I use upholstery tacks for my boot. However there is a grommet system I am looking into (the grommet fits over a post and the post folds over). It would be easier than tacks or snaps.


----------



## Sandee (Feb 10, 2012)

As much trouble as it is to remove and reattach the boot, it would be easier for me to just turn the cart upside down to "clean it out". Those boots fit tight like a size 3 dress on a size 10 frame.


----------



## Annabellarose (Feb 10, 2012)

Sandee said:


> As much trouble as it is to remove and reattach the boot, it would be easier for me to just turn the cart upside down to "clean it out". Those boots fit tight like a size 3 dress on a size 10 frame.

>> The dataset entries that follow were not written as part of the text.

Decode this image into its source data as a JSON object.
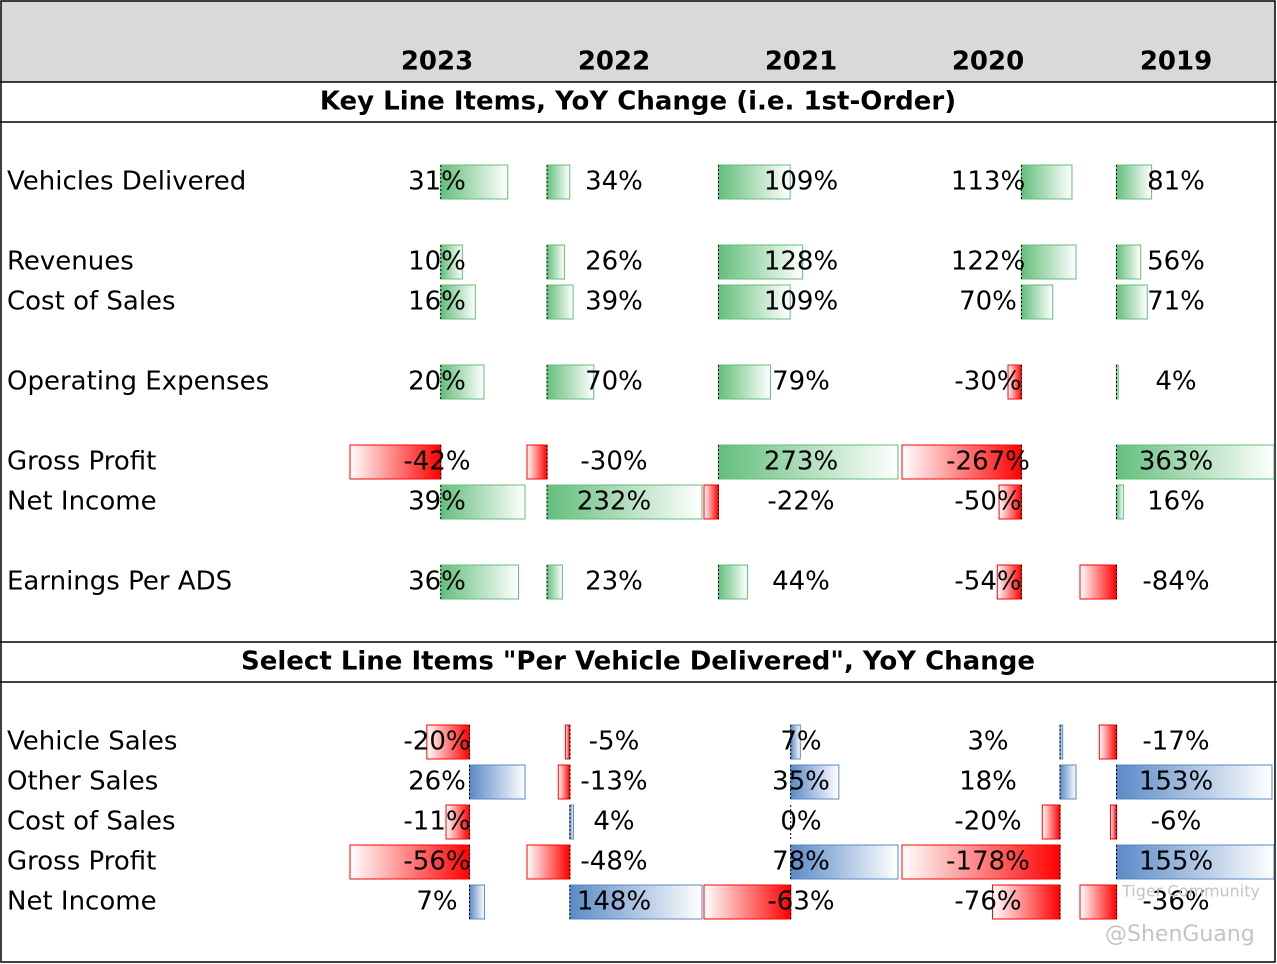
{
  "header": {
    "years": [
      "2023",
      "2022",
      "2021",
      "2020",
      "2019"
    ]
  },
  "sections": [
    {
      "title": "Key Line Items, YoY Change (i.e. 1st-Order)",
      "positive_color": "#63be7b",
      "negative_color": "#ff0000",
      "rows": [
        {
          "label": "Vehicles Delivered",
          "values": [
            {
              "value": 31,
              "label": "31%"
            },
            {
              "value": 34,
              "label": "34%"
            },
            {
              "value": 109,
              "label": "109%"
            },
            {
              "value": 113,
              "label": "113%"
            },
            {
              "value": 81,
              "label": "81%"
            }
          ]
        },
        {
          "label": "Revenues",
          "values": [
            {
              "value": 10,
              "label": "10%"
            },
            {
              "value": 26,
              "label": "26%"
            },
            {
              "value": 128,
              "label": "128%"
            },
            {
              "value": 122,
              "label": "122%"
            },
            {
              "value": 56,
              "label": "56%"
            }
          ]
        },
        {
          "label": "Cost of Sales",
          "values": [
            {
              "value": 16,
              "label": "16%"
            },
            {
              "value": 39,
              "label": "39%"
            },
            {
              "value": 109,
              "label": "109%"
            },
            {
              "value": 70,
              "label": "70%"
            },
            {
              "value": 71,
              "label": "71%"
            }
          ]
        },
        {
          "label": "Operating Expenses",
          "values": [
            {
              "value": 20,
              "label": "20%"
            },
            {
              "value": 70,
              "label": "70%"
            },
            {
              "value": 79,
              "label": "79%"
            },
            {
              "value": -30,
              "label": "-30%"
            },
            {
              "value": 4,
              "label": "4%"
            }
          ]
        },
        {
          "label": "Gross Profit",
          "values": [
            {
              "value": -42,
              "label": "-42%"
            },
            {
              "value": -30,
              "label": "-30%"
            },
            {
              "value": 273,
              "label": "273%"
            },
            {
              "value": -267,
              "label": "-267%"
            },
            {
              "value": 363,
              "label": "363%"
            }
          ]
        },
        {
          "label": "Net Income",
          "values": [
            {
              "value": 39,
              "label": "39%"
            },
            {
              "value": 232,
              "label": "232%"
            },
            {
              "value": -22,
              "label": "-22%"
            },
            {
              "value": -50,
              "label": "-50%"
            },
            {
              "value": 16,
              "label": "16%"
            }
          ]
        },
        {
          "label": "Earnings Per ADS",
          "values": [
            {
              "value": 36,
              "label": "36%"
            },
            {
              "value": 23,
              "label": "23%"
            },
            {
              "value": 44,
              "label": "44%"
            },
            {
              "value": -54,
              "label": "-54%"
            },
            {
              "value": -84,
              "label": "-84%"
            }
          ]
        }
      ]
    },
    {
      "title": "Select Line Items \"Per Vehicle Delivered\", YoY Change",
      "positive_color": "#5a8ac6",
      "negative_color": "#ff0000",
      "rows": [
        {
          "label": "Vehicle Sales",
          "values": [
            {
              "value": -20,
              "label": "-20%"
            },
            {
              "value": -5,
              "label": "-5%"
            },
            {
              "value": 7,
              "label": "7%"
            },
            {
              "value": 3,
              "label": "3%"
            },
            {
              "value": -17,
              "label": "-17%"
            }
          ]
        },
        {
          "label": "Other Sales",
          "values": [
            {
              "value": 26,
              "label": "26%"
            },
            {
              "value": -13,
              "label": "-13%"
            },
            {
              "value": 35,
              "label": "35%"
            },
            {
              "value": 18,
              "label": "18%"
            },
            {
              "value": 153,
              "label": "153%"
            }
          ]
        },
        {
          "label": "Cost of Sales",
          "values": [
            {
              "value": -11,
              "label": "-11%"
            },
            {
              "value": 4,
              "label": "4%"
            },
            {
              "value": 0,
              "label": "0%"
            },
            {
              "value": -20,
              "label": "-20%"
            },
            {
              "value": -6,
              "label": "-6%"
            }
          ]
        },
        {
          "label": "Gross Profit",
          "values": [
            {
              "value": -56,
              "label": "-56%"
            },
            {
              "value": -48,
              "label": "-48%"
            },
            {
              "value": 78,
              "label": "78%"
            },
            {
              "value": -178,
              "label": "-178%"
            },
            {
              "value": 155,
              "label": "155%"
            }
          ]
        },
        {
          "label": "Net Income",
          "values": [
            {
              "value": 7,
              "label": "7%"
            },
            {
              "value": 148,
              "label": "148%"
            },
            {
              "value": -63,
              "label": "-63%"
            },
            {
              "value": -76,
              "label": "-76%"
            },
            {
              "value": -36,
              "label": "-36%"
            }
          ]
        }
      ]
    }
  ],
  "watermark": [
    "Tiger Community",
    "@ShenGuang"
  ]
}
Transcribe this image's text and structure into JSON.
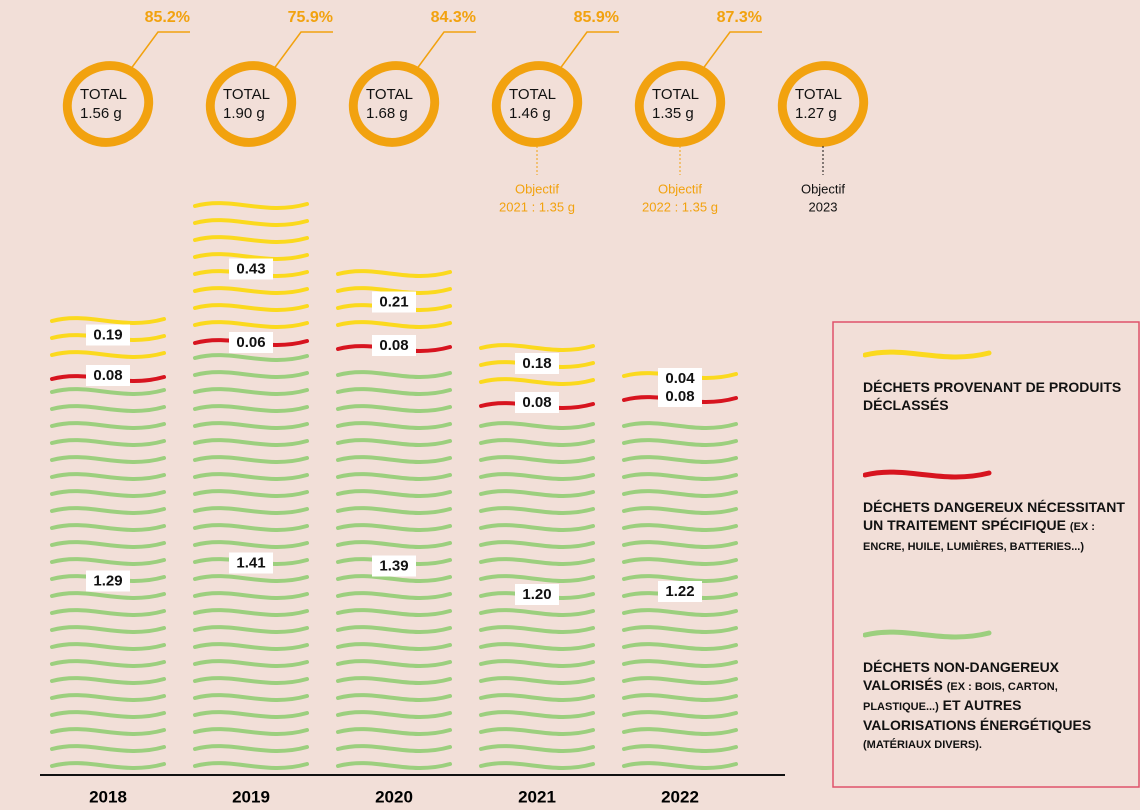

After looking at pictures of show carts on the internet that doesn't surprise me because some of the boots that I saw appeared to be really tight around the basket. That is one thing that has me doubting my loop with Velcro idea; it appearing too bulky or baggy. I do want to try to sew my boot so that it is very snug. ...still thinking about what to do... LOL


----------



## brasstackminis (Feb 12, 2012)

My boot is actually attached in the front of me with screws and washers. It is attached to the back/side with a belt type thing...the type that is two d-rings and you put the strap through both and then through the one on top and tighten. Not sure if that makes sense. I have decided to not remove it because it was too much effort to reattach it the one time I did. I remove the entire basket and just use it as a road cart unless I am at a show.

Karen


----------



## hobbyhorse23 (Feb 14, 2012)

brasstackminis said:


> My boot is actually attached in the front of me with screws and washers. It is attached to the back/side with a belt type thing...the type that is two d-rings and you put the strap through both and then through the one on top and tighten. Not sure if that makes sense. I have decided to not remove it because it was too much effort to reattach it the one time I did. I remove the entire basket and just use it as a road cart unless I am at a show.


You mean a roadster cart, like a sulky or jog cart arrangement? I ask only because a road cart is a specific type of vehicle like this. You practically have one already in your other cart!







> I think the confusion everyone is having is that no one I know of takes the boot off without taking the basket off. I can't think of a reason to do so unless it was good for ADS and someone has already said that closed wheel won't go ADS.


Patent boots are not typical for ADS-style vehicles, they usually have stained wooden slats so you'd take off the boot if possible to convert an open-wheeled cart for those shows. Not mandatory, just a nicety! Like most however I found that the boot is actually convenient to have on for training as it contains rein ends, water bottles, ribbons, whatever, and I abandoned my plans to take it off my closed-wheel cart for any reason. I did plan initially to take the boot off to clean but found it was just WAY too much work. I upend the basket when I remove it, shake the dirt out and call it good.

Leia


----------